Un scénario tout simple sert cet album pop-up qui parvient à être magnifique et surprenant tout en étant lui aussi marqué par la simplicité.
Grand-père a un cerisier. Au printemps les oiseaux y chantent et font leurs nids, des oisillons naissent, les fruits murissent, mais voilà les cerises grignotées : Grand-Père sort l’épouvantail. Les feuilles jaunissent, arrivent les premiers froids (des flocons même sur l’image, ce qui est un peu tardif, mais c’est bien joli comme ça aussi), les oiseaux s’en vont.
Les oiseaux tout ronds et colorés sont charmants, le système les anime de diverses façons, fait éclore les oeufs, fait voleter les oiseaux (et les papillons); on les voit pointer le bec, s’agiter en tous sens.
Le décor est constitué comme il l’aurait été pour un un leporello : la première page montre le bout des branches de la moitié gauche de l’arbre, puis la suite de ces branches attachées au  tronc, puis l’autre moitié de l’arbre. Et ainsi on passe du printemps à l’été, puis à l’automne, puis à l’hiver.
Les tirettes sont simples à actionner, l’ensemble est solide et un enfant même petit (3 ans) peut s’en régaler, avec une aide au début pour voir comment éviter de maltraiter le livre; c’est si joli que les adultes ne manqueront pas de vouloir participer à ce parcours.

Le Rat, la mésange, et le jardinier

Le Rat, la mésange, et le jardinier
Fanny Ducassé

Thierry Magnier, 2022

Un rat parmi les fleurs

Par Matthieu Freyheit

« Miroir, miroir en bois d’ébène, dis-moi, dis-moi que je suis… » Nous connaissons la suite. Mais le rat de cette histoire n’est pas la marâtre des frères Grimm. Convaincu de sa laideur, l’animal prend refuge dans un grenier où il aménage une maison de poupée, décorée à son goût. Pourtant, la laideur ici n’existe pas : Fanny Ducassé fait le choix d’un style naïf où dominent les fleurs et les couleurs. Pour ce rat qui ne s’aime pas, la laideur n’existe en effet que dans son miroir : partout ailleurs, son regard ne voit que de la beauté – ainsi de cette mésange qui lui apparaît, dans un éclat de lumière, « tel un hydravion ». La beauté trop consciente d’elle-même est cependant une beauté étourdie : alors qu’il emporte le rat dans les nuages pour voir le monde d’en haut, l’oiseau lâche le rat, qui quitte le ciel des autres et retourne à sa terre…parmi les fleurs.

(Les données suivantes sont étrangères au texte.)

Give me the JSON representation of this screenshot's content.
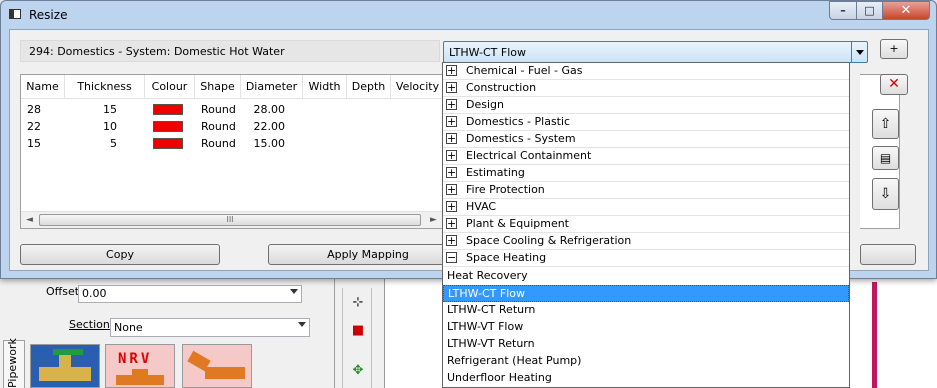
{
  "dialog": {
    "title": "Resize",
    "system_label": "294: Domestics - System: Domestic Hot Water",
    "mapping_selected": "LTHW-CT Flow",
    "buttons": {
      "copy": "Copy",
      "apply": "Apply Mapping"
    },
    "side_buttons": {
      "add": "+"
    }
  },
  "grid": {
    "columns": [
      "Name",
      "Thickness",
      "Colour",
      "Shape",
      "Diameter",
      "Width",
      "Depth",
      "Velocity"
    ],
    "rows": [
      {
        "name": "28",
        "thickness": "15",
        "colour": "#ee0000",
        "shape": "Round",
        "diameter": "28.00"
      },
      {
        "name": "22",
        "thickness": "10",
        "colour": "#ee0000",
        "shape": "Round",
        "diameter": "22.00"
      },
      {
        "name": "15",
        "thickness": "5",
        "colour": "#ee0000",
        "shape": "Round",
        "diameter": "15.00"
      }
    ],
    "scroll_left": "◄",
    "scroll_right": "►",
    "scroll_thumb": "III"
  },
  "dropdown": {
    "groups": [
      "Chemical - Fuel - Gas",
      "Construction",
      "Design",
      "Domestics - Plastic",
      "Domestics - System",
      "Electrical Containment",
      "Estimating",
      "Fire Protection",
      "HVAC",
      "Plant & Equipment",
      "Space Cooling & Refrigeration",
      "Space Heating"
    ],
    "expander_collapsed": "+",
    "expander_expanded": "−",
    "children": [
      "Heat Recovery",
      "LTHW-CT Flow",
      "LTHW-CT Return",
      "LTHW-VT Flow",
      "LTHW-VT Return",
      "Refrigerant (Heat Pump)",
      "Underfloor Heating"
    ],
    "selected": "LTHW-CT Flow"
  },
  "background": {
    "offset_label": "Offset",
    "offset_value": "0.00",
    "section_label": "Section",
    "section_value": "None",
    "tab_label": "Pipework",
    "tile_label": "NRV"
  }
}
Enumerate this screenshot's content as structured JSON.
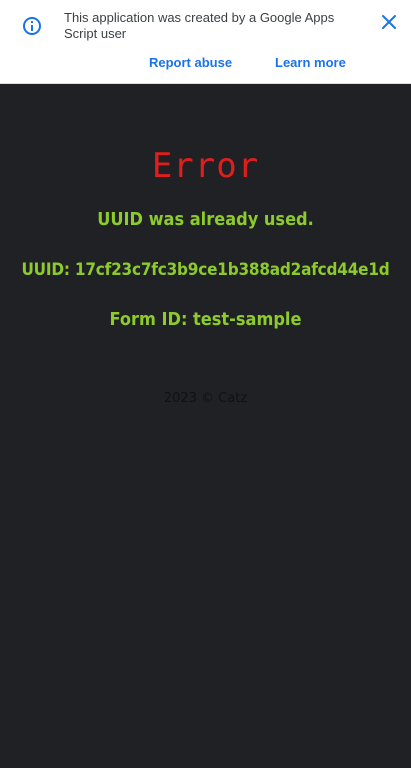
{
  "banner": {
    "message": "This application was created by a Google Apps Script user",
    "report_abuse": "Report abuse",
    "learn_more": "Learn more",
    "info_icon": "info-icon",
    "close_icon": "close-icon"
  },
  "main": {
    "title": "Error",
    "message": "UUID was already used.",
    "uuid": "UUID: 17cf23c7fc3b9ce1b388ad2afcd44e1d",
    "form_id": "Form ID: test-sample",
    "footer": "2023 © Catz"
  },
  "colors": {
    "banner_bg": "#ffffff",
    "link": "#1a73e8",
    "page_bg": "#202124",
    "error_title": "#e11d1d",
    "message_text": "#8ccb2b",
    "footer_text": "#111111"
  }
}
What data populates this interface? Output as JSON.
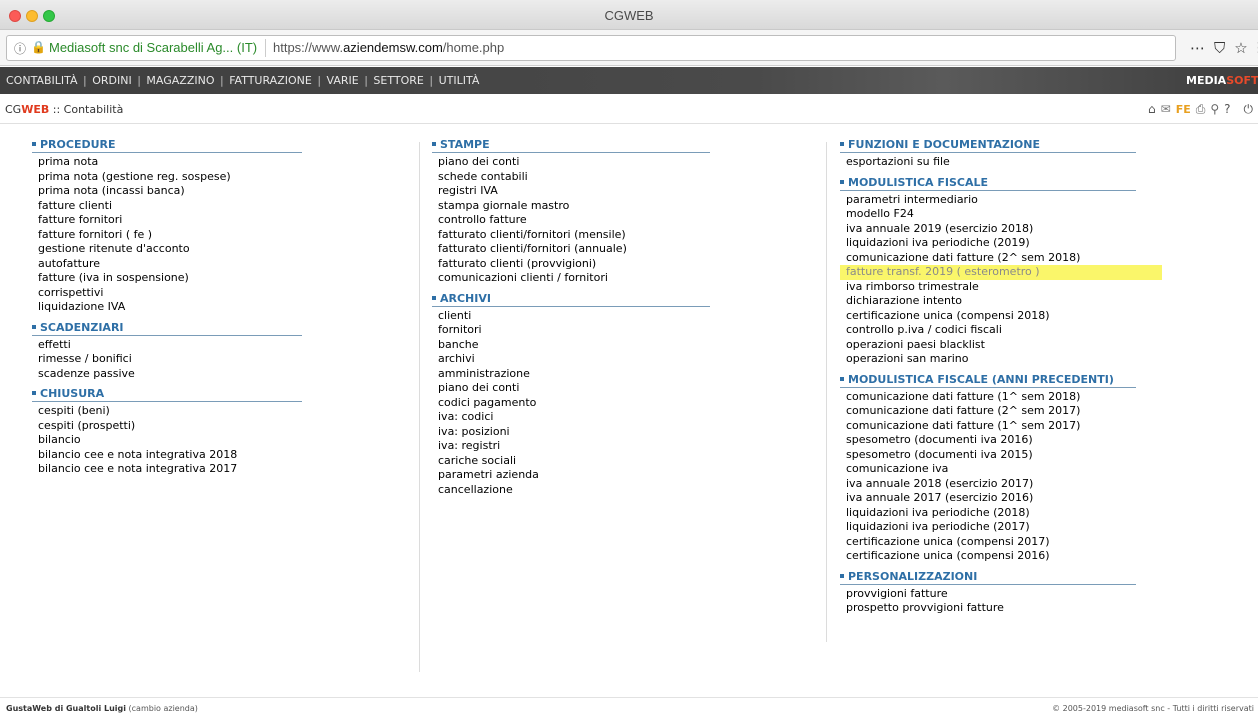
{
  "window": {
    "title": "CGWEB"
  },
  "browser": {
    "org": "Mediasoft snc di Scarabelli Ag... (IT)",
    "url_prefix": "https://www.",
    "url_domain": "aziendemsw.com",
    "url_path": "/home.php",
    "icons": [
      "more-icon",
      "pocket-icon",
      "star-icon",
      "menu-icon"
    ]
  },
  "menu": {
    "items": [
      "CONTABILITÀ",
      "ORDINI",
      "MAGAZZINO",
      "FATTURAZIONE",
      "VARIE",
      "SETTORE",
      "UTILITÀ"
    ],
    "brand_a": "MEDIA",
    "brand_b": "SOFT"
  },
  "breadcrumb": {
    "cg": "CG",
    "web": "WEB",
    "colons": " :: ",
    "page": "Contabilità"
  },
  "toolbar": {
    "fe": "FE",
    "help": "?"
  },
  "columns": [
    [
      {
        "title": "PROCEDURE",
        "items": [
          "prima nota",
          "prima nota (gestione reg. sospese)",
          "prima nota (incassi banca)",
          "fatture clienti",
          "fatture fornitori",
          "fatture fornitori ( fe )",
          "gestione ritenute d'acconto",
          "autofatture",
          "fatture (iva in sospensione)",
          "corrispettivi",
          "liquidazione IVA"
        ]
      },
      {
        "title": "SCADENZIARI",
        "items": [
          "effetti",
          "rimesse / bonifici",
          "scadenze passive"
        ]
      },
      {
        "title": "CHIUSURA",
        "items": [
          "cespiti (beni)",
          "cespiti (prospetti)",
          "bilancio",
          "bilancio cee e nota integrativa 2018",
          "bilancio cee e nota integrativa 2017"
        ]
      }
    ],
    [
      {
        "title": "STAMPE",
        "items": [
          "piano dei conti",
          "schede contabili",
          "registri IVA",
          "stampa giornale mastro",
          "controllo fatture",
          "fatturato clienti/fornitori (mensile)",
          "fatturato clienti/fornitori (annuale)",
          "fatturato clienti (provvigioni)",
          "comunicazioni clienti / fornitori"
        ]
      },
      {
        "title": "ARCHIVI",
        "items": [
          "clienti",
          "fornitori",
          "banche",
          "archivi",
          "amministrazione",
          "piano dei conti",
          "codici pagamento",
          "iva: codici",
          "iva: posizioni",
          "iva: registri",
          "cariche sociali",
          "parametri azienda",
          "cancellazione"
        ]
      }
    ],
    [
      {
        "title": "FUNZIONI E DOCUMENTAZIONE",
        "items": [
          "esportazioni su file"
        ]
      },
      {
        "title": "MODULISTICA FISCALE",
        "items": [
          "parametri intermediario",
          "modello F24",
          "iva annuale 2019 (esercizio 2018)",
          "liquidazioni iva periodiche (2019)",
          "comunicazione dati fatture (2^ sem 2018)",
          "fatture transf. 2019 ( esterometro )",
          "iva rimborso trimestrale",
          "dichiarazione intento",
          "certificazione unica (compensi 2018)",
          "controllo p.iva / codici fiscali",
          "operazioni paesi blacklist",
          "operazioni san marino"
        ],
        "highlight_index": 5
      },
      {
        "title": "MODULISTICA FISCALE (ANNI PRECEDENTI)",
        "items": [
          "comunicazione dati fatture (1^ sem 2018)",
          "comunicazione dati fatture (2^ sem 2017)",
          "comunicazione dati fatture (1^ sem 2017)",
          "spesometro (documenti iva 2016)",
          "spesometro (documenti iva 2015)",
          "comunicazione iva",
          "iva annuale 2018 (esercizio 2017)",
          "iva annuale 2017 (esercizio 2016)",
          "liquidazioni iva periodiche (2018)",
          "liquidazioni iva periodiche (2017)",
          "certificazione unica (compensi 2017)",
          "certificazione unica (compensi 2016)"
        ]
      },
      {
        "title": "PERSONALIZZAZIONI",
        "items": [
          "provvigioni fatture",
          "prospetto provvigioni fatture"
        ]
      }
    ]
  ],
  "footer": {
    "company": "GustaWeb di Gualtoli Luigi",
    "change": "(cambio azienda)",
    "copyright": "© 2005-2019 mediasoft snc - Tutti i diritti riservati"
  }
}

Recueilli par un blaireau-jardinier, le rat est alors dorloté, soigné, choyé comme le sont les fleurs elles-mêmes : « Le rat se sentit alors précieux et délicat. » On se souvient avec chaleur que l’amitié qui lie monsieur Taupe et monsieur Rat dans Le Vent dans les Saules (1908) faisait écrire à Kenneth Grahame : « L’invisible était tout. » De fait, la tendresse du jardinier pour le rat opère et invite discrètement ce dernier à poser un regard neuf sur son reflet et sur le beau brun de son pelage.

Le rat comprend ainsi qu’il n’est plus en porte-à-faux avec la délicatesse des illustrations, et le soin à l’œuvre agit doublement : le soin apporté par Fanny Ducassé à ses dessins agit comme une projection du regard émerveillé que porte le rat sur le monde qui l’entoure ; le soin apporté par le jardinier au rat amène celui-ci à se sentir bénéficiaire, comme tout ce qui l’entoure, d’un soin plastique qu’il suffisait de regarder.

C’est bien un album sur le regard que propose l’auteure : un regard minutieux et attendri, au nom de l’attention que méritent les belles choses. Ce livre en fait partie : souhaitons-lui d’être vu, comme il donne à voir.